MICRORRELATOS PRESENTADOS EN LA V EDICIÓN DEL CERTAMEN


La otra fiesta

 

La otra fiesta Antes, yo también vibraba de emoción cada 6 de julio, y tras el chupinazo me zambullía en esa fiesta orgiástica donde los excesos, la alegría desbordante… todo está al servicio de un único objetivo: el disfrute de los sentidos. Pero hoy mi vida está poblada de fantasmas. Desde aquella funesta cogida me he vuelto taciturno. Ahora no soporto el ruido de las charangas y me espantan las muchedumbres. Mi lugar favorito es el cementerio. Cuando se cierra la verja y la noche cubre con su negro manto túmulos, nichos, criptas y panteones; cuando calles y veredas quedan libres de visitas inoportunas, los sepulcros se vacían de quienes según la creencia popular yacen en ellos para siempre. Los muertos se reúnen cada noche en una loca algarabía de fúnebres presagios. En esos desahogos nocturnales, en esos siniestros conciliábulos de espectros, no faltan las danzas ni los juegos. Y por supuesto, abundan las expansiones libidinosas, a las que los muertos se entregan con desenfreno. Doy fe de cuanto digo. Yo los he visto bailar a la pálida luz de la luna, y he sido testigo de escenas que sería embarazoso enumerar aquí. Pero sé que no me creeréis, porque yo también estoy muerto.

 

Enrique Roncero Lizanes

 

 

Sentimientos

 

La luz de una nueva mañana de julio entraba por el balcón.
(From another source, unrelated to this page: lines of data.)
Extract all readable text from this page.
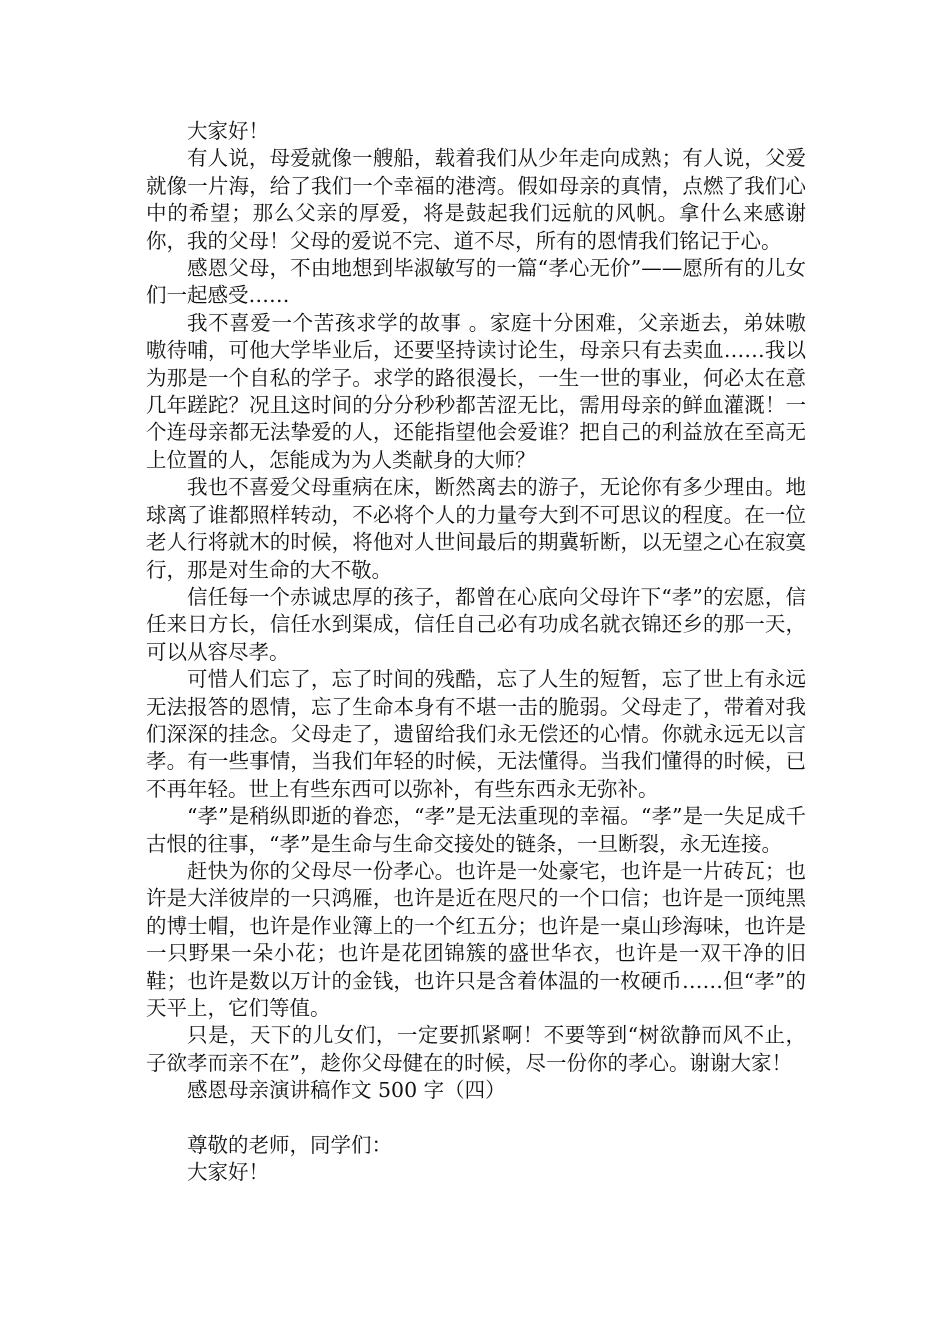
大家好！

有人说，母爱就像一艘船，载着我们从少年走向成熟；有人说，父爱就像一片海，给了我们一个幸福的港湾。假如母亲的真情，点燃了我们心中的希望；那么父亲的厚爱，将是鼓起我们远航的风帆。拿什么来感谢你，我的父母！父母的爱说不完、道不尽，所有的恩情我们铭记于心。

感恩父母，不由地想到毕淑敏写的一篇“孝心无价”——愿所有的儿女们一起感受……

我不喜爱一个苦孩求学的故事 。家庭十分困难，父亲逝去，弟妹嗷嗷待哺，可他大学毕业后，还要坚持读讨论生，母亲只有去卖血……我以为那是一个自私的学子。求学的路很漫长，一生一世的事业，何必太在意几年蹉跎？况且这时间的分分秒秒都苦涩无比，需用母亲的鲜血灌溉！一个连母亲都无法挚爱的人，还能指望他会爱谁？把自己的利益放在至高无上位置的人，怎能成为为人类献身的大师？

我也不喜爱父母重病在床，断然离去的游子，无论你有多少理由。地球离了谁都照样转动，不必将个人的力量夸大到不可思议的程度。在一位老人行将就木的时候，将他对人世间最后的期冀斩断，以无望之心在寂寞行，那是对生命的大不敬。

信任每一个赤诚忠厚的孩子，都曾在心底向父母许下“孝”的宏愿，信任来日方长，信任水到渠成，信任自己必有功成名就衣锦还乡的那一天，可以从容尽孝。

可惜人们忘了，忘了时间的残酷，忘了人生的短暂，忘了世上有永远无法报答的恩情，忘了生命本身有不堪一击的脆弱。父母走了，带着对我们深深的挂念。父母走了，遗留给我们永无偿还的心情。你就永远无以言孝。有一些事情，当我们年轻的时候，无法懂得。当我们懂得的时候，已不再年轻。世上有些东西可以弥补，有些东西永无弥补。

“孝”是稍纵即逝的眷恋，“孝”是无法重现的幸福。“孝”是一失足成千古恨的往事，“孝”是生命与生命交接处的链条，一旦断裂，永无连接。

赶快为你的父母尽一份孝心。也许是一处豪宅，也许是一片砖瓦；也许是大洋彼岸的一只鸿雁，也许是近在咫尺的一个口信；也许是一顶纯黑的博士帽，也许是作业簿上的一个红五分；也许是一桌山珍海味，也许是一只野果一朵小花；也许是花团锦簇的盛世华衣，也许是一双干净的旧鞋；也许是数以万计的金钱，也许只是含着体温的一枚硬币……但“孝”的天平上，它们等值。

只是，天下的儿女们，一定要抓紧啊！不要等到“树欲静而风不止，子欲孝而亲不在”，趁你父母健在的时候，尽一份你的孝心。谢谢大家！

感恩母亲演讲稿作文 500 字（四）

尊敬的老师，同学们：

大家好！
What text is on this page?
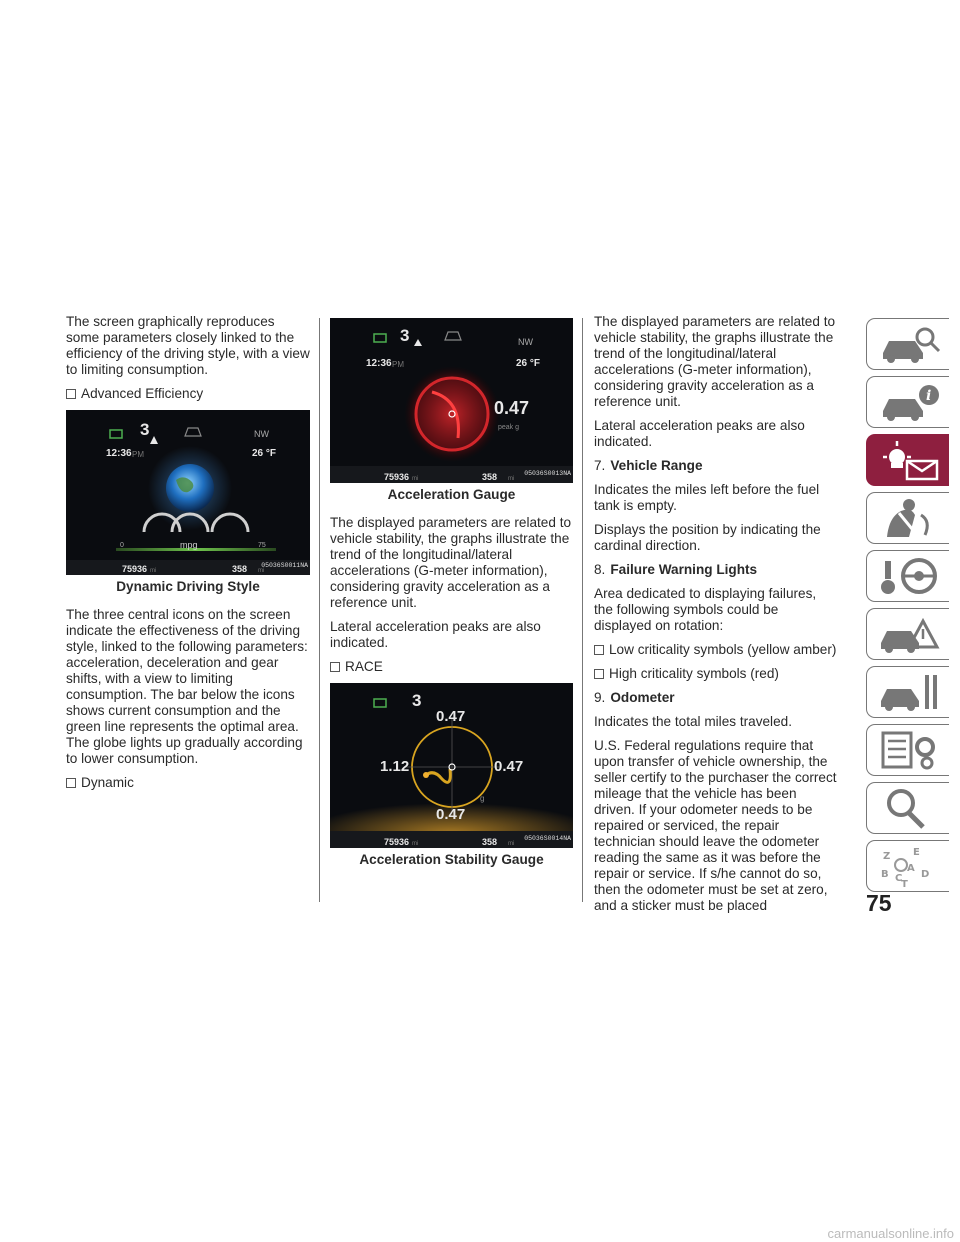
The screen graphically reproduces some parameters closely linked to the efficiency of the driving style, with a view to limiting consumption.

Advanced Efficiency
3	NW
12:36 PM	26 °F
0	mpg	75
75936 mi	358 mi
05036S0011NA
Dynamic Driving Style

The three central icons on the screen indicate the effectiveness of the driving style, linked to the following parameters: acceleration, deceleration and gear shifts, with a view to limiting consumption. The bar below the icons shows current consumption and the green line represents the optimal area. The globe lights up gradually according to lower consumption.

Dynamic
3	NW
12:36 PM	26 °F
0.47
peak g
75936 mi	358 mi
05036S0013NA
Acceleration Gauge

The displayed parameters are related to vehicle stability, the graphs illustrate the trend of the longitudinal/lateral accelerations (G-meter information), considering gravity acceleration as a reference unit.

Lateral acceleration peaks are also indicated.

RACE
3
0.47
1.12	0.47
g
0.47
75936 mi	358 mi
05036S0014NA
Acceleration Stability Gauge

The displayed parameters are related to vehicle stability, the graphs illustrate the trend of the longitudinal/lateral accelerations (G-meter information), considering gravity acceleration as a reference unit.

Lateral acceleration peaks are also indicated.

7. Vehicle Range

Indicates the miles left before the fuel tank is empty.

Displays the position by indicating the cardinal direction.

8. Failure Warning Lights

Area dedicated to displaying failures, the following symbols could be displayed on rotation:

Low criticality symbols (yellow amber)
High criticality symbols (red)
9. Odometer

Indicates the total miles traveled.

U.S. Federal regulations require that upon transfer of vehicle ownership, the seller certify to the purchaser the correct mileage that the vehicle has been driven. If your odometer needs to be repaired or serviced, the repair technician should leave the odometer reading the same as it was before the repair or service. If s/he cannot do so, then the odometer must be set at zero, and a sticker must be placed

i
Z E
B C
A
D
T
75
carmanualsonline.info
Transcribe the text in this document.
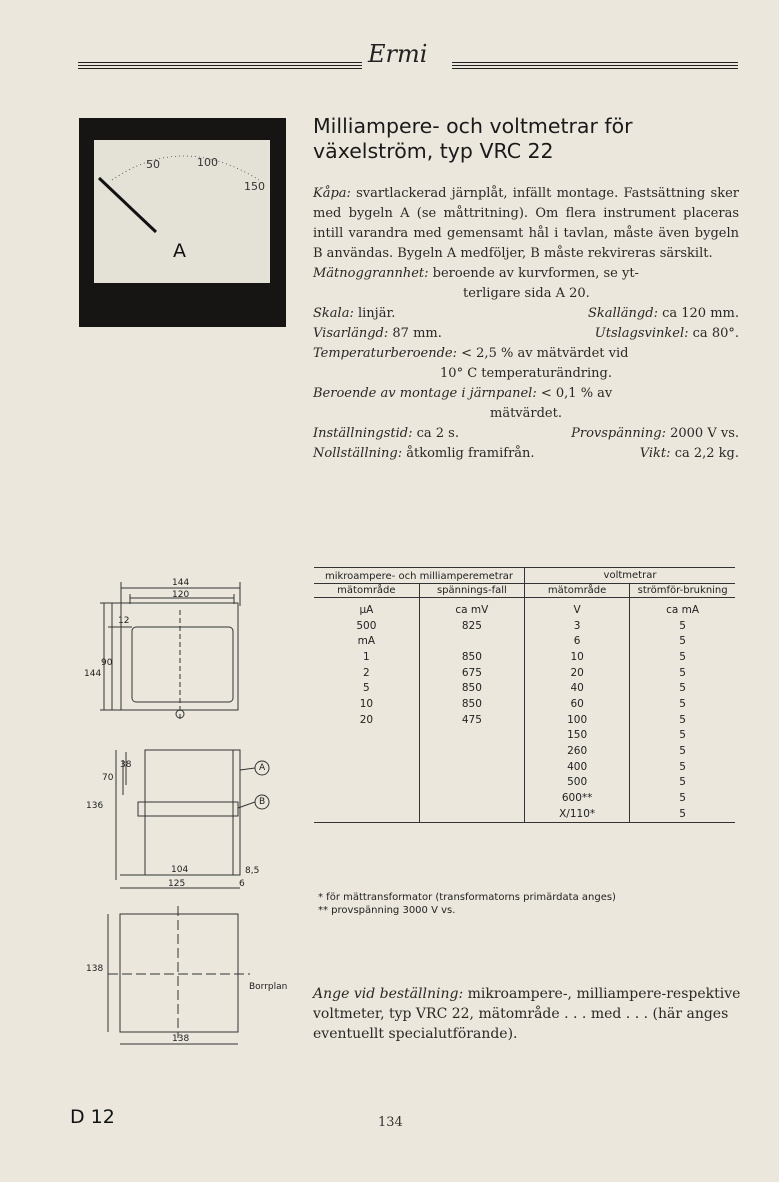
Ermi
50	100
150
A
Milliampere- och voltmetrar för växelström, typ VRC 22

Kåpa: svartlackerad järnplåt, infällt montage. Fastsättning sker med bygeln A (se måttritning). Om flera instrument placeras intill varandra med gemensamt hål i tavlan, måste även bygeln B användas. Bygeln A medföljer, B måste rekvireras särskilt.

Mätnoggrannhet: beroende av kurvformen, se yt-

terligare sida A 20.

Skala: linjär.	Skallängd: ca 120 mm.
Visarlängd: 87 mm.	Utslagsvinkel: ca 80°.

Temperaturberoende: < 2,5 % av mätvärdet vid

10° C temperaturändring.

Beroende av montage i järnpanel: < 0,1 % av

mätvärdet.

Inställningstid: ca 2 s.	Provspänning: 2000 V vs.
Nollställning: åtkomlig framifrån.	Vikt: ca 2,2 kg.
mikroampere- och milliamperemetrar		voltmetrar	
mätområde	spännings-fall	mätområde	strömför-brukning
µA	ca mV	V	ca mA
500	825	3	5
mA		6	5
1	850	10	5
2	675	20	5
5	850	40	5
10	850	60	5
20	475	100	5
		150	5
		260	5
		400	5
		500	5
		600**	5
		X/110*	5
* för mättransformator (transformatorns primärdata anges)
** provspänning 3000 V vs.
Ange vid beställning: mikroampere-, milliampere-respektive voltmeter, typ VRC 22, mätområde . . . med . . . (här anges eventuellt specialutförande).
144
120
12
90
144
38
70
136
A
B
104
125
8,5
6
138
138
Borrplan
134
D 12
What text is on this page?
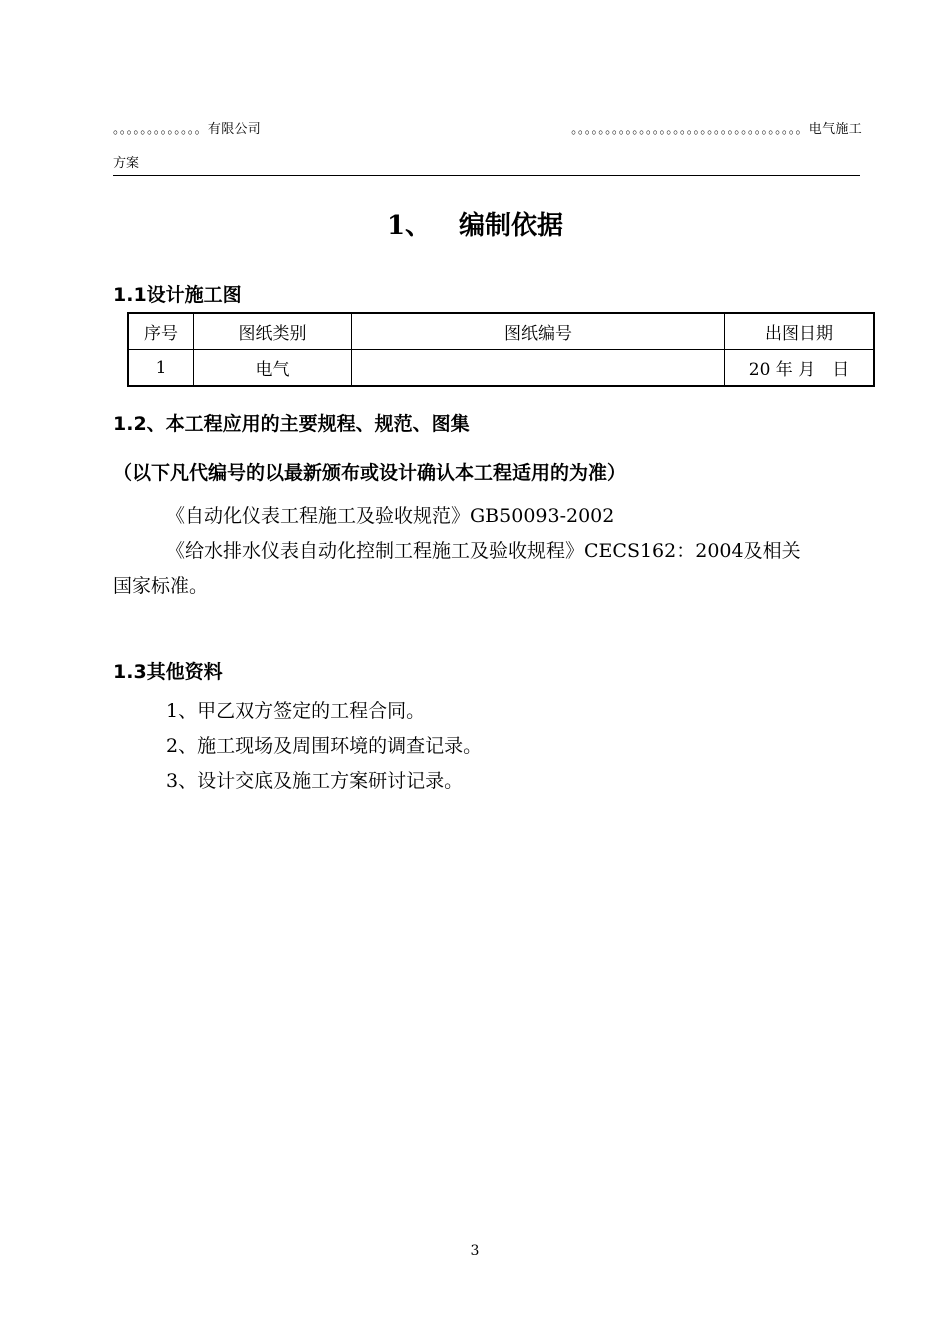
。。。。。。。。。。。。。有限公司	。。。。。。。。。。。。。。。。。。。。。。。。。。。。。。。。。。电气施工
方案
1、 编制依据
1.1设计施工图
序号	图纸类别	图纸编号	出图日期
1	电气		20 年 月　日
1.2、本工程应用的主要规程、规范、图集
（以下凡代编号的以最新颁布或设计确认本工程适用的为准）
《自动化仪表工程施工及验收规范》GB50093-2002
《给水排水仪表自动化控制工程施工及验收规程》CECS162：2004及相关
国家标准。
1.3其他资料
1、甲乙双方签定的工程合同。
2、施工现场及周围环境的调查记录。
3、设计交底及施工方案研讨记录。
3
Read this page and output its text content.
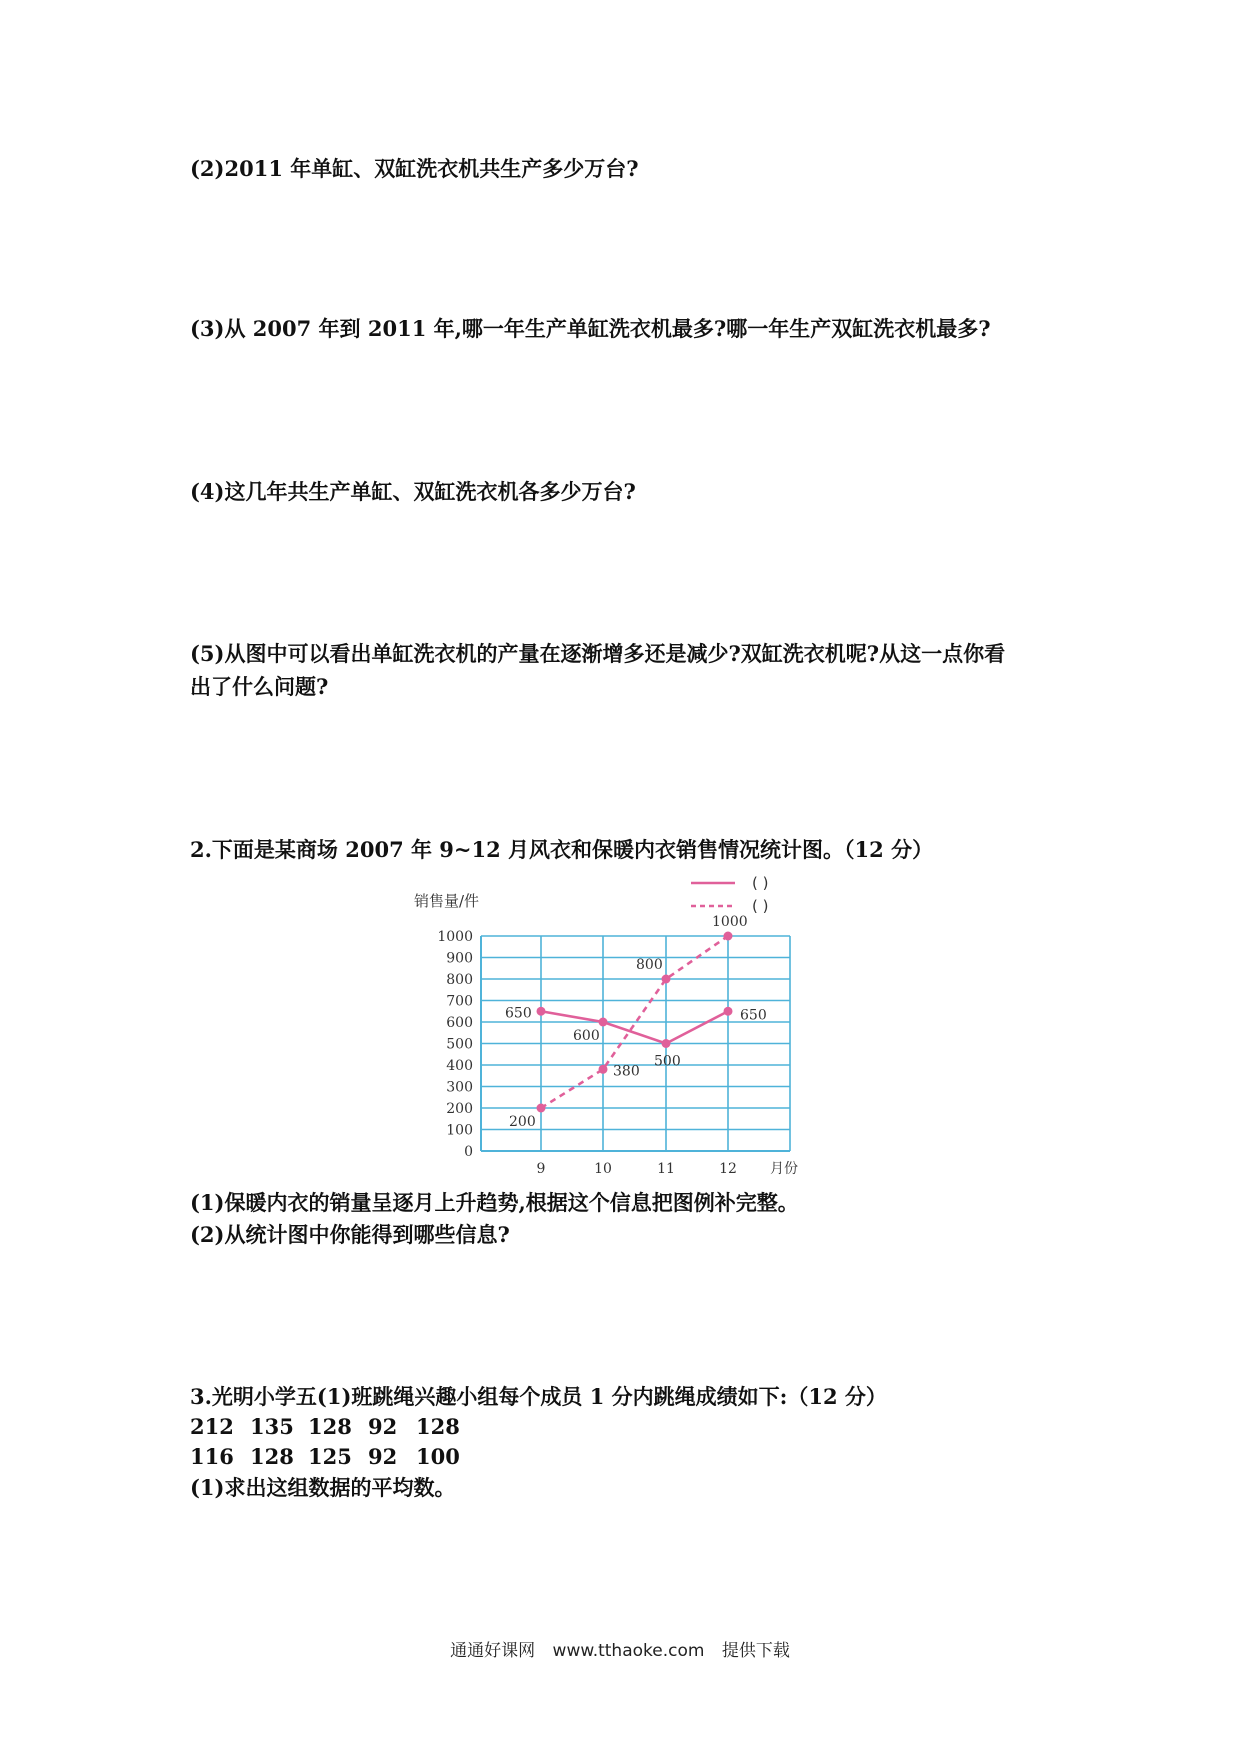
(2)2011 年单缸、双缸洗衣机共生产多少万台?
(3)从 2007 年到 2011 年,哪一年生产单缸洗衣机最多?哪一年生产双缸洗衣机最多?
(4)这几年共生产单缸、双缸洗衣机各多少万台?
(5)从图中可以看出单缸洗衣机的产量在逐渐增多还是减少?双缸洗衣机呢?从这一点你看
出了什么问题?
2.下面是某商场 2007 年 9~12 月风衣和保暖内衣销售情况统计图。（12 分）
0
100
200
300
400
500
600
700
800
900
1000
9	10	11	12 月份
销售量/件
650
600
500
650
200
380
800
1000
( )
( )
(1)保暖内衣的销量呈逐月上升趋势,根据这个信息把图例补完整。
(2)从统计图中你能得到哪些信息?
3.光明小学五(1)班跳绳兴趣小组每个成员 1 分内跳绳成绩如下:（12 分）
212 135 128 92 128
116 128 125 92 100
(1)求出这组数据的平均数。
通通好课网 www.tthaoke.com 提供下载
Una mañana singular y la primera para ellos dos. Ella estaba sentada en su silla, con los ojos hacia el suelo y la mente ocupada en pensamientos centrados en su hijo. Su marido sabía lo de sus sentimientos, era su carácter, el carácter de una madre. El silencio de ellos contrastaba con el bullicio en la calle. Se acercaban las ocho –la hora marcada en sus mentes–. El padre dirigió lentamente sus pasos al balcón, allí sus manos apretaron con fuerza la barandilla. También él tenía sus sentimientos, aunque los intentaba disimular. Dirigió otra mirada hacia ella, continuaba cabizbaja, pensativa, con su silencio. En la calle, solo unos pocos metros por debajo del balcón, las voces, los clamores, algún que otro grito y la carrera tuvieron su momento álgido. Luego, los minutos de la espera, de la incertidumbre…; hasta que… sonó el teléfono: “mamá, papá, estoy en la plaza, todo ha ido muy bien, estoy muy emocionado, ya os contaré, besos, hasta luego”. Sin mediar una palabra, las miradas entre ellos dos originaron unas leves sonrisas y unos casi inaudibles suspiros.

 

Antonio J. L.  Contreras Lerín

 

 

AMOR EN SAN FERMÍN

 

En el tren no pensaba en otra cosa que llegar a Pamplona cuanto antes, pero los kilómetros, se miren como se miren, son de mil metros y no se puede avanzar por arte de birlibirloque. Al final, la estación, vieja, desvencijada, triste, pero, para bien o para mal, nuestra estación. De la estación al Casco Viejo. Es curioso lo que te puede costar cruzar lo viejo un martes de febrero y el suplicio que supone hacerlo en Sanfermines. Tan sólo el hecho de correr hacia ella, mirarla de fente y abrazarla, me colocaba en un estado de ansiedad digno de las grandes ocasiones. No quería más que hacerla mía, mimarla y tenerla ya para siempre a mi lado. Entre blancos y rojos y un apreciable aroma a sudor y vino, llegué al soñado destino… y ya no estaba. La tienda de las botas había cambiado por un bar. Y encima, para más cachondeo, “La Botería” Ya no podría correr hacia ella ni abrazarla. La había visto en el escaparate meses antes y me había enamorado. Sí, me había enamorado de una bota. Me fui llorando y tarareando la de Sabina, “y en lugar de tu bar, me encontré una sucursal del Banco Hispano Americano…”.